像陸秉初這樣在尋常的情況下,就對他釋放出這樣大的敵意,還真是見所未見。

應衍在漫不經心中多了一絲戒備。

見他問起,陸秉初沒有拐彎抹角,而是直截了當的說:“我曉得你是應爺,是能在青州城呼風喚雨的人,我也曉得很多人都怕你,可是我不怕你!”

“哦?”

應衍頓時覺得很有趣,還是第一次有人當著他的麵,說不怕他的。

“你究竟怎麼樣才肯放過丫頭?”陸秉初問道。

“放過?”

“對!你肯定是用了什麼卑劣的手段,才逼得丫頭和你在一起!你是不是拿住了她什麼把柄?丫頭丫頭不是你可以隨便拿來玩弄的女子!”

應衍眯起了眼,神色陰沉了起來。

“你憑什麼覺得是我威脅了她,而不是她自願和我在一起的?”應衍問。

“不可能!”

陸秉初一口斷定,“丫頭那麼單純美好的一個人,怎麼會喜歡你這種這種”

“這種什麼?敗類?渣滓?”應衍聲音低沉道。

他的目光莫名給了陸秉初一種壓迫感。

陸秉初攥緊了拳頭,恨聲道:“總之,丫頭是絕對不會喜歡你的,你放過她!不管什麼條件,我都會答應你,隻要你放過她!”

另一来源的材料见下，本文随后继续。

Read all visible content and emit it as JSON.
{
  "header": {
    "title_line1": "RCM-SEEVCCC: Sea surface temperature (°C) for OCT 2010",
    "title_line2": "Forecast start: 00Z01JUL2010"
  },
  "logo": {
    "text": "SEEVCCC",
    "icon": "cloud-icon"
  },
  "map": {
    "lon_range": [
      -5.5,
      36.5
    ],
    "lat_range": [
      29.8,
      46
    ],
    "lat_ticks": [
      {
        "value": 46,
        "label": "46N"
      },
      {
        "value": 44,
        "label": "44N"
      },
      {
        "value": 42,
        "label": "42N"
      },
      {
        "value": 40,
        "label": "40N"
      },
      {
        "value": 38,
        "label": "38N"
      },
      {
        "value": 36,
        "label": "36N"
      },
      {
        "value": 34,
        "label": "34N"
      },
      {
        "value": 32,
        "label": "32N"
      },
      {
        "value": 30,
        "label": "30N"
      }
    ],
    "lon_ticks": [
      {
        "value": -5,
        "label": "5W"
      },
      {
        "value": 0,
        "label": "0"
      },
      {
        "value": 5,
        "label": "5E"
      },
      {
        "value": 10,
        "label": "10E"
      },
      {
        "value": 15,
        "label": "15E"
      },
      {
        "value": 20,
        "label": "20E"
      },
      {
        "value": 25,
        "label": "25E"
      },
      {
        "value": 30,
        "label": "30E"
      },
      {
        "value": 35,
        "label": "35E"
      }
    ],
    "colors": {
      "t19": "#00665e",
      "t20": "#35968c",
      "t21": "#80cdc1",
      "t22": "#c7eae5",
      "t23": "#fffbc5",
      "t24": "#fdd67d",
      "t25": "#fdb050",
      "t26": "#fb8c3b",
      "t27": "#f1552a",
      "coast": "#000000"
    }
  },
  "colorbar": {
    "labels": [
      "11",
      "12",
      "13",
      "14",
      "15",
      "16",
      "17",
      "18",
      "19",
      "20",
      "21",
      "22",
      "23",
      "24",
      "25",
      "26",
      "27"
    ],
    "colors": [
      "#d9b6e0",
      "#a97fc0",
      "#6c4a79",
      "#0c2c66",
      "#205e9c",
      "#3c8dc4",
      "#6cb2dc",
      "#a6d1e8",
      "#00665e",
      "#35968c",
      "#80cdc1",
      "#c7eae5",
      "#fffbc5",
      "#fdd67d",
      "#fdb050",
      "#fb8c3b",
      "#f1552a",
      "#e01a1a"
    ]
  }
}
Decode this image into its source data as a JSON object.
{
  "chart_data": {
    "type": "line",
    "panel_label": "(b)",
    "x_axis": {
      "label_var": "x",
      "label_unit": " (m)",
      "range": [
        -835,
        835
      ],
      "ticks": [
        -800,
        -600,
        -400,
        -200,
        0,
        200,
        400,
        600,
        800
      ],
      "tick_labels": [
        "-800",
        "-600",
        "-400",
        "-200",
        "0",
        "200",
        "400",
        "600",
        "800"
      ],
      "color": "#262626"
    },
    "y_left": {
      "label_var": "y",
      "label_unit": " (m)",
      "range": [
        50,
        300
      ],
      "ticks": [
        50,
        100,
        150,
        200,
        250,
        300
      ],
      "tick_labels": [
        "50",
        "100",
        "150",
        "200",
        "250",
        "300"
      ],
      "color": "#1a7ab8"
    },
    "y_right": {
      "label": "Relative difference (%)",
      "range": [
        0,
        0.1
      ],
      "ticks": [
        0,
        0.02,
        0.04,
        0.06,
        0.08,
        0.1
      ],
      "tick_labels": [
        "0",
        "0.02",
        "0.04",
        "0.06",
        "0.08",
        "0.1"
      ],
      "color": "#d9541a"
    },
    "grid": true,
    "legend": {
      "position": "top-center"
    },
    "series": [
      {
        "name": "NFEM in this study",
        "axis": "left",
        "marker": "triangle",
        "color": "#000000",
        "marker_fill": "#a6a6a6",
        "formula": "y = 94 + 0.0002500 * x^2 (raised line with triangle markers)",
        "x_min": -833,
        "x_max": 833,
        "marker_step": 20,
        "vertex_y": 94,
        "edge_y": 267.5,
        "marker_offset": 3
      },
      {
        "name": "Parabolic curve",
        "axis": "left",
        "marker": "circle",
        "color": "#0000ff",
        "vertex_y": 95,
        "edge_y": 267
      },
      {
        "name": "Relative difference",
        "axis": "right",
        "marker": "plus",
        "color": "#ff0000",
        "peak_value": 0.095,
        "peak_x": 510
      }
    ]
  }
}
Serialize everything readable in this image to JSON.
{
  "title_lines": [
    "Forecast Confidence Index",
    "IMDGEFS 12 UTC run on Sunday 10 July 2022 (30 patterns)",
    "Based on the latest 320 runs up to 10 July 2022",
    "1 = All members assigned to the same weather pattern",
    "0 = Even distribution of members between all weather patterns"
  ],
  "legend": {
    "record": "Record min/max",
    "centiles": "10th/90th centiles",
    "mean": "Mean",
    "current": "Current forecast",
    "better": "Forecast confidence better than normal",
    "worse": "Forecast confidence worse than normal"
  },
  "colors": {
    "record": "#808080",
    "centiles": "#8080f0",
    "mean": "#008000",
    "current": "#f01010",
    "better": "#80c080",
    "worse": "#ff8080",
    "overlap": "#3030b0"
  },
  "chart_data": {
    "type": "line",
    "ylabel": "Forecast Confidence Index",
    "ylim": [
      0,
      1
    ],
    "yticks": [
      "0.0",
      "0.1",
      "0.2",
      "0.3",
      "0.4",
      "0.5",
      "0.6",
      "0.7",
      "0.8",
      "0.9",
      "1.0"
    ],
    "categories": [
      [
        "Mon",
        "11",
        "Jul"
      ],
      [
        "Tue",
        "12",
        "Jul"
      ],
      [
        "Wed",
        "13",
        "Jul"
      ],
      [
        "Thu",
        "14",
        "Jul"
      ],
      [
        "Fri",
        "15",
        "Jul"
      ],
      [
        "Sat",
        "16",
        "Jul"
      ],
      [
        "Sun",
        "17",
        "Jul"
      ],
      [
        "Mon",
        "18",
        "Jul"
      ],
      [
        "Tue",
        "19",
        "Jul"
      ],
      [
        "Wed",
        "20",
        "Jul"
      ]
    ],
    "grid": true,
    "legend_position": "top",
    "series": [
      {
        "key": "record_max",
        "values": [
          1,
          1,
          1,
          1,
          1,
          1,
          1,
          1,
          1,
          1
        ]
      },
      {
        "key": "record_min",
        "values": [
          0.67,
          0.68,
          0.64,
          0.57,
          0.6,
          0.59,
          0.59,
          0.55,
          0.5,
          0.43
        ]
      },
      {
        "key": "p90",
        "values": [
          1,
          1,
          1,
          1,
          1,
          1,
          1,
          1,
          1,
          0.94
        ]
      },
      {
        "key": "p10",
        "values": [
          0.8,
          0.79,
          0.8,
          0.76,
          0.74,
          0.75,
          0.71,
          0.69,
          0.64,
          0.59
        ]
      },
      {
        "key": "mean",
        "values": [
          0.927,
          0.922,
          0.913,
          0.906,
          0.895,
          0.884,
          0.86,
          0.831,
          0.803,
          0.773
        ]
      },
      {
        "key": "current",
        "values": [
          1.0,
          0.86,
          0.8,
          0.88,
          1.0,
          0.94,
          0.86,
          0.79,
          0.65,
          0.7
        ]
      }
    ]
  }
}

應衍吸了最後一口煙,把煙蒂丟在地上碾滅,輕吐出一口煙氣道:“如果我說不呢?”

似是料到他有可能這麼回答,陸秉初不曉得從哪裏抽出了一把匕首。

“如果你硬是要毀了丫頭,我就和你同歸於盡!”

彼時一曲結束,薑芷蘿鬆開對她戀戀不舍的和天宇,步出舞池。

“我衷心的希望你能幸福,但是萬一萬一他對你不好,希望你記得還有我,我始終會站在你回頭的地方。”和天宇深情道。

薑芷蘿不知道該怎麼回答他。

就在她不知所措的時候,突然一道女聲尖叫響起:“殺人啦!殺人啦!”

薑芷蘿轉頭望去,隻見陸秉初站在露台邊,雙手緊握著一把匕首,鮮血沿著匕首的尖緩緩滴下。

而陸秉初對麵,應衍背靠欄杆坐在地上,臉色蒼白,一手捂著腹部。

鮮紅色的血從他的指縫溢出。

薑芷蘿隻覺“轟”的一聲,腦子仿佛炸裂開來。

她推開人群,跌跌撞撞的撲到應衍身上,表情驚慌,聲音顫抖。

“怎怎麼回事?這究竟是怎麼回事?”

她聲音無意識的拔高,像是留聲機突然跳了針。

這時,聽到動靜的遲烈和邢默山已經衝了進來,看到倒在血泊裏的應衍,他們倆人幾乎都要傻眼了。

遲烈一臉詫異的望著手握匕首的陸秉初。